Two weeks after a 13-year-old boy opened fire in his school in the Serbian capital which killed 8 children and 1 security guard, and a day later another mass shooting in Mladenovac, a town near Belgrade which killed 8 in a drive-by attack, Serbians surrendered all weapons.
- Serbia has recently faced 2 mass shootings resulting in 17 deaths.
- The president issued a one-month amnesty for the citizens to surrender any and all unregistered weapons.
- Some 13,500 weapons including guns, hand grenades, and rocket launchers have been recovered so far.
- New gun control and gun storage guidelines have been issued
The surrendered weapons numbered ~13,500, which included automatic weapons, rifles, pistols, hand grenades, and even anti-tank rocket launchers. The Populist government of Aleksandar Vucic declared a 1 month amnesty period on May 8th for the citizens to surrender unregistered weapons. All surrendered weapons were displayed near the town of Smederevo some 50km south of the capital.
Serbia has gotten these weapons from the battlefields of the 1990s. Approximately half of these weapons were unregistered and/or illegally obtained, while the other half were entirely legal yet people decided to give them up. These surrendered weapons will be given to the arms and ammunition factories for potential future use by the Serbian army.
Anyone who is caught still carrying illegal weapons after the one-month amnesty period will be arrested and face a prison sentence of up to 15 years. “What does anyone need an automatic weapon for? Or all these guns?” said President Vucic. Serbia is estimated to have one of the most civilian guns per capita, with an estimated total of 2.7 million guns for a population of 6.9 million as of 2017.
The amnesty came after a 13-year-old boy used his father’s gun to shoot his fellow students at an elementary school in the capital. Just a day later, a 20-year-old man used an automatic weapon to shoot at people randomly in a rural town south of the capital. 17 people have been killed and injured another 21.
Vucic has also announced stricter control of shooting ranges and gun owners. Gun owners must keep their registered guns in a coded safe.

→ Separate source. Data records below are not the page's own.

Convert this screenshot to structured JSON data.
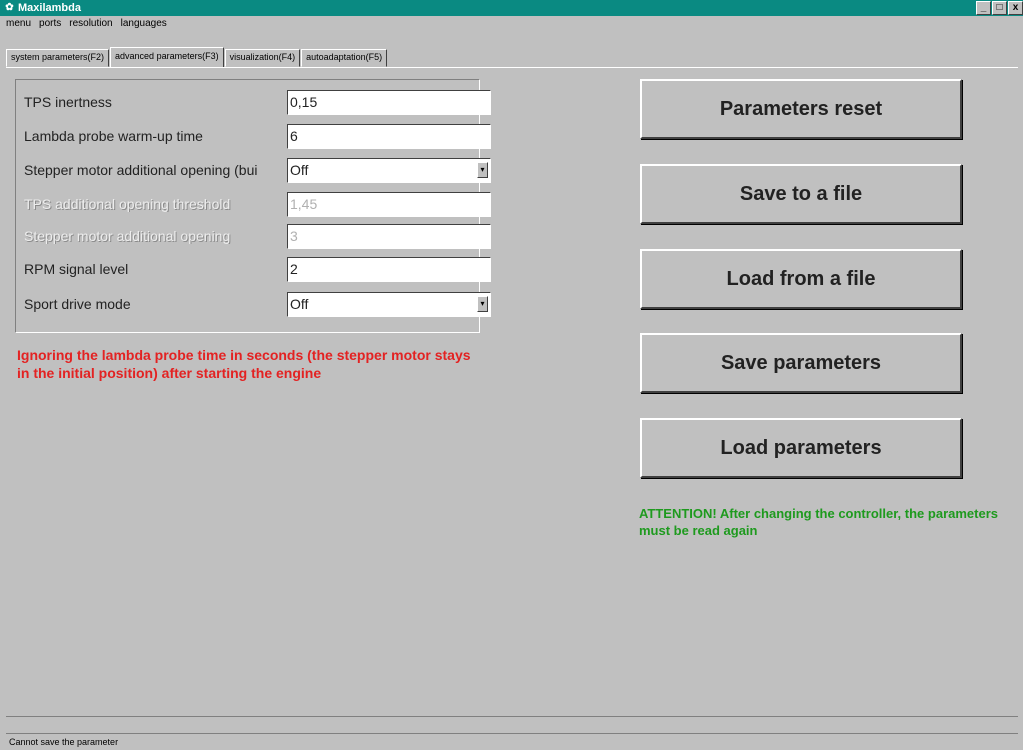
{
  "window": {
    "title": "Maxilambda",
    "controls": [
      "_",
      "□",
      "x"
    ]
  },
  "menu": [
    "menu",
    "ports",
    "resolution",
    "languages"
  ],
  "tabs": [
    {
      "label": "system parameters(F2)",
      "active": false
    },
    {
      "label": "advanced parameters(F3)",
      "active": true
    },
    {
      "label": "visualization(F4)",
      "active": false
    },
    {
      "label": "autoadaptation(F5)",
      "active": false
    }
  ],
  "params": [
    {
      "label": "TPS inertness",
      "value": "0,15",
      "enabled": true,
      "type": "text"
    },
    {
      "label": "Lambda probe warm-up time",
      "value": "6",
      "enabled": true,
      "type": "text"
    },
    {
      "label": "Stepper motor additional opening (bui",
      "value": "Off",
      "enabled": true,
      "type": "select"
    },
    {
      "label": "TPS additional opening threshold",
      "value": "1,45",
      "enabled": false,
      "type": "text"
    },
    {
      "label": "Stepper motor additional opening",
      "value": "3",
      "enabled": false,
      "type": "text"
    },
    {
      "label": "RPM signal level",
      "value": "2",
      "enabled": true,
      "type": "text"
    },
    {
      "label": "Sport drive mode",
      "value": "Off",
      "enabled": true,
      "type": "select"
    }
  ],
  "hint": "Ignoring the lambda probe time in seconds (the stepper motor stays in the initial position) after starting the engine",
  "buttons": {
    "reset": "Parameters reset",
    "save_file": "Save to a file",
    "load_file": "Load from a file",
    "save_params": "Save parameters",
    "load_params": "Load parameters"
  },
  "attention": "ATTENTION! After changing the controller, the parameters must be read again",
  "status": "Cannot save the parameter",
  "colors": {
    "titlebar": "#0a8a82",
    "hint": "#e32222",
    "attention": "#1e9a1e"
  }
}
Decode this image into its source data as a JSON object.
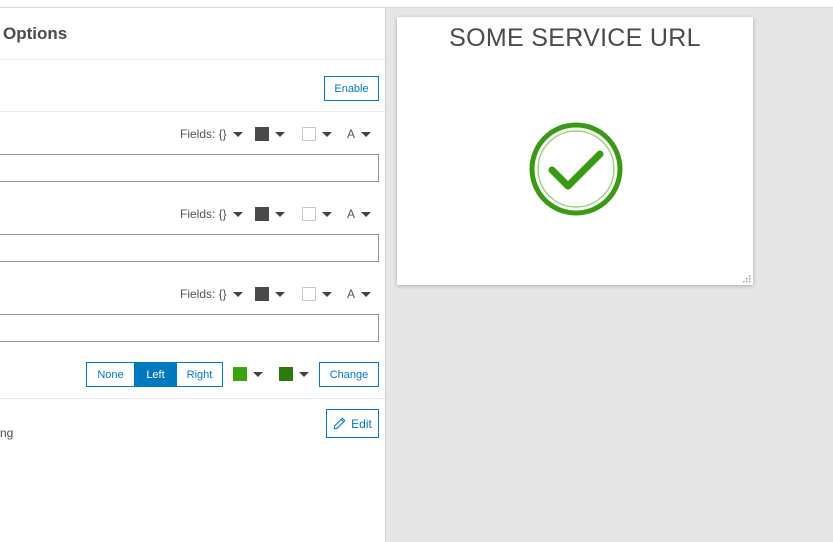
{
  "panel": {
    "title": "Options",
    "enable_label": "Enable",
    "text_rows": [
      {
        "fields_label": "Fields: {}",
        "text_color": "#4a4a4a",
        "bg_color": "#ffffff",
        "font_label": "A"
      },
      {
        "fields_label": "Fields: {}",
        "text_color": "#4a4a4a",
        "bg_color": "#ffffff",
        "font_label": "A"
      },
      {
        "fields_label": "Fields: {}",
        "text_color": "#4a4a4a",
        "bg_color": "#ffffff",
        "font_label": "A"
      }
    ],
    "alignment": {
      "options": [
        "None",
        "Left",
        "Right"
      ],
      "selected": "Left"
    },
    "icon_colors": {
      "primary": "#3aa30e",
      "secondary": "#2a7a10"
    },
    "change_label": "Change",
    "truncated_label": "ng",
    "edit_label": "Edit"
  },
  "preview": {
    "title": "SOME SERVICE URL",
    "icon": "checkmark-circle-icon",
    "icon_color": "#3a9a14"
  },
  "colors": {
    "accent": "#0079c1",
    "background": "#e6e6e6"
  }
}
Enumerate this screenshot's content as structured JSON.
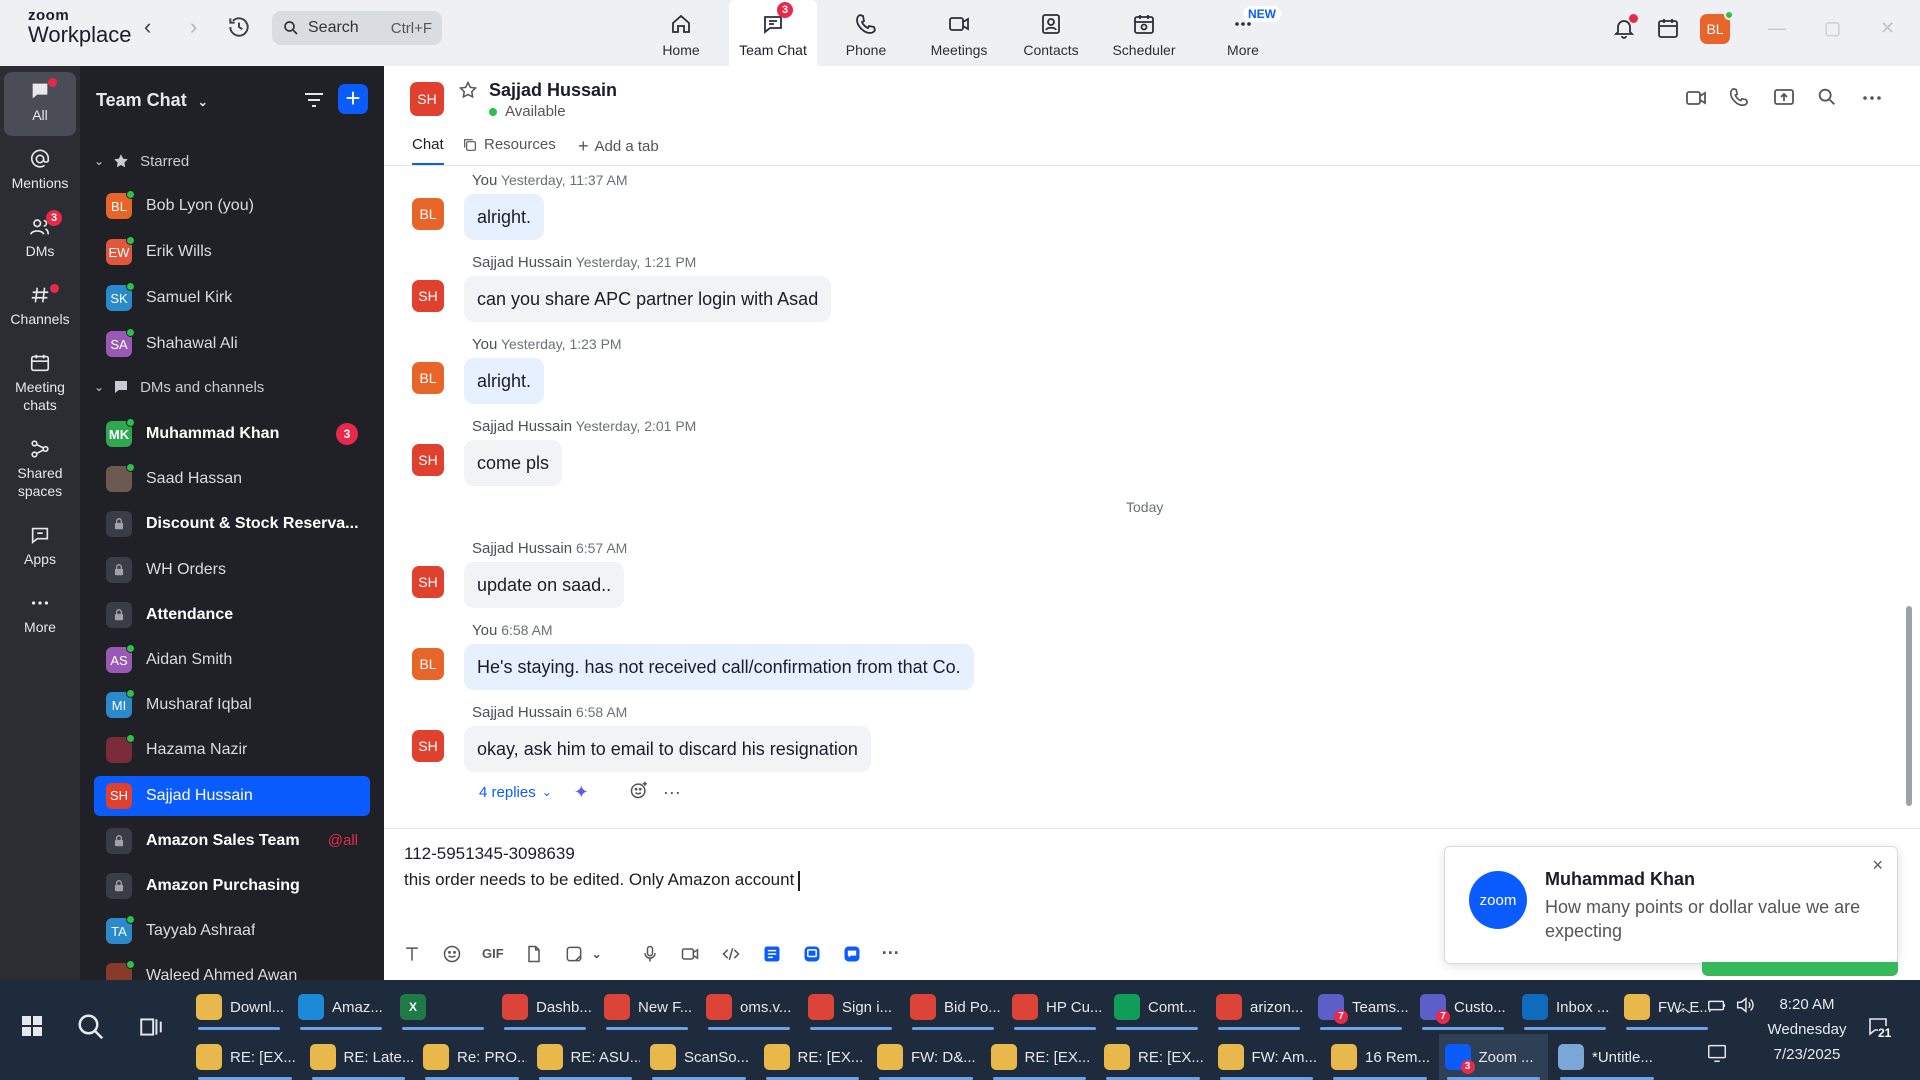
{
  "app": {
    "brand_top": "zoom",
    "brand_bottom": "Workplace",
    "search_label": "Search",
    "search_shortcut": "Ctrl+F"
  },
  "nav": {
    "tabs": [
      {
        "label": "Home",
        "icon": "home-icon"
      },
      {
        "label": "Team Chat",
        "icon": "chat-icon",
        "badge": "3",
        "active": true
      },
      {
        "label": "Phone",
        "icon": "phone-icon"
      },
      {
        "label": "Meetings",
        "icon": "video-icon"
      },
      {
        "label": "Contacts",
        "icon": "contacts-icon"
      },
      {
        "label": "Scheduler",
        "icon": "calendar-icon"
      },
      {
        "label": "More",
        "icon": "more-icon",
        "tag": "NEW"
      }
    ]
  },
  "profile": {
    "initials": "BL",
    "color": "#e8652a"
  },
  "rail": [
    {
      "label": "All"
    },
    {
      "label": "Mentions"
    },
    {
      "label": "DMs",
      "badge": "3"
    },
    {
      "label": "Channels"
    },
    {
      "label": "Meeting chats"
    },
    {
      "label": "Shared spaces"
    },
    {
      "label": "Apps"
    },
    {
      "label": "More"
    }
  ],
  "sidebar": {
    "title": "Team Chat",
    "starred_label": "Starred",
    "dms_label": "DMs and channels",
    "starred": [
      {
        "name": "Bob Lyon (you)",
        "initials": "BL",
        "color": "#e8652a"
      },
      {
        "name": "Erik Wills",
        "initials": "EW",
        "color": "#e0573e"
      },
      {
        "name": "Samuel Kirk",
        "initials": "SK",
        "color": "#2b8acb"
      },
      {
        "name": "Shahawal Ali",
        "initials": "SA",
        "color": "#9b59b6"
      }
    ],
    "items": [
      {
        "name": "Muhammad Khan",
        "initials": "MK",
        "color": "#2fa84f",
        "bold": true,
        "count": "3"
      },
      {
        "name": "Saad Hassan",
        "initials": "",
        "color": "#6a5a50"
      },
      {
        "name": "Discount & Stock Reserva...",
        "lock": true,
        "bold": true
      },
      {
        "name": "WH Orders",
        "lock": true
      },
      {
        "name": "Attendance",
        "lock": true,
        "bold": true
      },
      {
        "name": "Aidan Smith",
        "initials": "AS",
        "color": "#9b59b6"
      },
      {
        "name": "Musharaf Iqbal",
        "initials": "MI",
        "color": "#2b8acb"
      },
      {
        "name": "Hazama Nazir",
        "initials": "",
        "color": "#7a2c3a"
      },
      {
        "name": "Sajjad Hussain",
        "initials": "SH",
        "color": "#e0412e",
        "selected": true
      },
      {
        "name": "Amazon Sales Team",
        "lock": true,
        "bold": true,
        "mention": "@all"
      },
      {
        "name": "Amazon Purchasing",
        "lock": true,
        "bold": true
      },
      {
        "name": "Tayyab Ashraaf",
        "initials": "TA",
        "color": "#2b8acb"
      },
      {
        "name": "Waleed Ahmed Awan",
        "initials": "",
        "color": "#8a3a2a"
      }
    ]
  },
  "chat": {
    "contact_name": "Sajjad Hussain",
    "contact_initials": "SH",
    "status": "Available",
    "tabs": [
      "Chat",
      "Resources",
      "Add a tab"
    ],
    "today_label": "Today",
    "messages": [
      {
        "sender": "You",
        "time": "Yesterday, 11:37 AM",
        "text": "alright.",
        "initials": "BL",
        "mine": true
      },
      {
        "sender": "Sajjad Hussain",
        "time": "Yesterday, 1:21 PM",
        "text": "can you share APC partner login with Asad",
        "initials": "SH"
      },
      {
        "sender": "You",
        "time": "Yesterday, 1:23 PM",
        "text": "alright.",
        "initials": "BL",
        "mine": true
      },
      {
        "sender": "Sajjad Hussain",
        "time": "Yesterday, 2:01 PM",
        "text": "come pls",
        "initials": "SH"
      },
      {
        "sender": "Sajjad Hussain",
        "time": "6:57 AM",
        "text": "update on saad..",
        "initials": "SH"
      },
      {
        "sender": "You",
        "time": "6:58 AM",
        "text": "He's staying. has not received call/confirmation from that Co.",
        "initials": "BL",
        "mine": true
      },
      {
        "sender": "Sajjad Hussain",
        "time": "6:58 AM",
        "text": "okay, ask him to email to discard his resignation",
        "initials": "SH"
      }
    ],
    "replies_label": "4 replies"
  },
  "compose": {
    "line1": "112-5951345-3098639",
    "line2": "this order needs to be edited. Only Amazon account",
    "gif_label": "GIF"
  },
  "toast": {
    "logo": "zoom",
    "name": "Muhammad Khan",
    "body": "How many points or dollar value we are expecting",
    "close": "×"
  },
  "taskbar": {
    "row1": [
      {
        "label": "Downl...",
        "icon": "folder-icon",
        "color": "#e8b84a"
      },
      {
        "label": "Amaz...",
        "icon": "edge-icon",
        "color": "#1d8ad8"
      },
      {
        "label": "",
        "icon": "excel-icon",
        "color": "#1f7a45",
        "glyph": "X"
      },
      {
        "label": "Dashb...",
        "icon": "chrome-icon",
        "color": "#db4437"
      },
      {
        "label": "New F...",
        "icon": "chrome-icon",
        "color": "#db4437"
      },
      {
        "label": "oms.v...",
        "icon": "chrome-icon",
        "color": "#db4437"
      },
      {
        "label": "Sign i...",
        "icon": "chrome-icon",
        "color": "#db4437"
      },
      {
        "label": "Bid Po...",
        "icon": "chrome-icon",
        "color": "#db4437"
      },
      {
        "label": "HP Cu...",
        "icon": "chrome-icon",
        "color": "#db4437"
      },
      {
        "label": "Comt...",
        "icon": "chrome-icon",
        "color": "#0f9d58"
      },
      {
        "label": "arizon...",
        "icon": "chrome-icon",
        "color": "#db4437"
      },
      {
        "label": "Teams...",
        "icon": "teams-icon",
        "color": "#5b5fc7",
        "badge": "7"
      },
      {
        "label": "Custo...",
        "icon": "teams-icon",
        "color": "#5b5fc7",
        "badge": "7"
      },
      {
        "label": "Inbox ...",
        "icon": "outlook-icon",
        "color": "#0f6cbd"
      },
      {
        "label": "FW: E...",
        "icon": "mail-icon",
        "color": "#e8b84a"
      }
    ],
    "row2": [
      {
        "label": "RE: [EX...",
        "icon": "mail-icon",
        "color": "#e8b84a"
      },
      {
        "label": "RE: Late...",
        "icon": "mail-icon",
        "color": "#e8b84a"
      },
      {
        "label": "Re: PRO...",
        "icon": "mail-icon",
        "color": "#e8b84a"
      },
      {
        "label": "RE: ASU...",
        "icon": "mail-icon",
        "color": "#e8b84a"
      },
      {
        "label": "ScanSo...",
        "icon": "mail-icon",
        "color": "#e8b84a"
      },
      {
        "label": "RE: [EX...",
        "icon": "mail-icon",
        "color": "#e8b84a"
      },
      {
        "label": "FW: D&...",
        "icon": "mail-icon",
        "color": "#e8b84a"
      },
      {
        "label": "RE: [EX...",
        "icon": "mail-icon",
        "color": "#e8b84a"
      },
      {
        "label": "RE: [EX...",
        "icon": "mail-icon",
        "color": "#e8b84a"
      },
      {
        "label": "FW: Am...",
        "icon": "mail-icon",
        "color": "#e8b84a"
      },
      {
        "label": "16 Rem...",
        "icon": "bell-icon",
        "color": "#e8b84a"
      },
      {
        "label": "Zoom ...",
        "icon": "zoom-icon",
        "color": "#0b5cff",
        "badge": "3",
        "active": true
      },
      {
        "label": "*Untitle...",
        "icon": "notepad-icon",
        "color": "#7aa6d8"
      }
    ],
    "time": "8:20 AM",
    "day": "Wednesday",
    "date": "7/23/2025",
    "notif_count": "21"
  }
}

Officials plan to inspect all registered addresses to check whether these guidelines are followed, and any gun not stored in this way will be confiscated and the gun owner punished.
Past attempts at gun control resulted in unregistered guns being discarded in the trash or any place other than in the hands of police officials. The recent shootings have made the citizens of Serbia aware of what effects their guns, even the registered ones, can have on their fellow citizens.
The mass shootings seem to have united the nation against guns and similar weapons. Serbia is a country that has suffered through many wars in the 1990s, wars where criminals were deemed heroes, where violence was openly portrayed in media, and where every other house had at least one gun. The people of Serbia have given up a part of their national identity to prevent the deaths of their fellow people.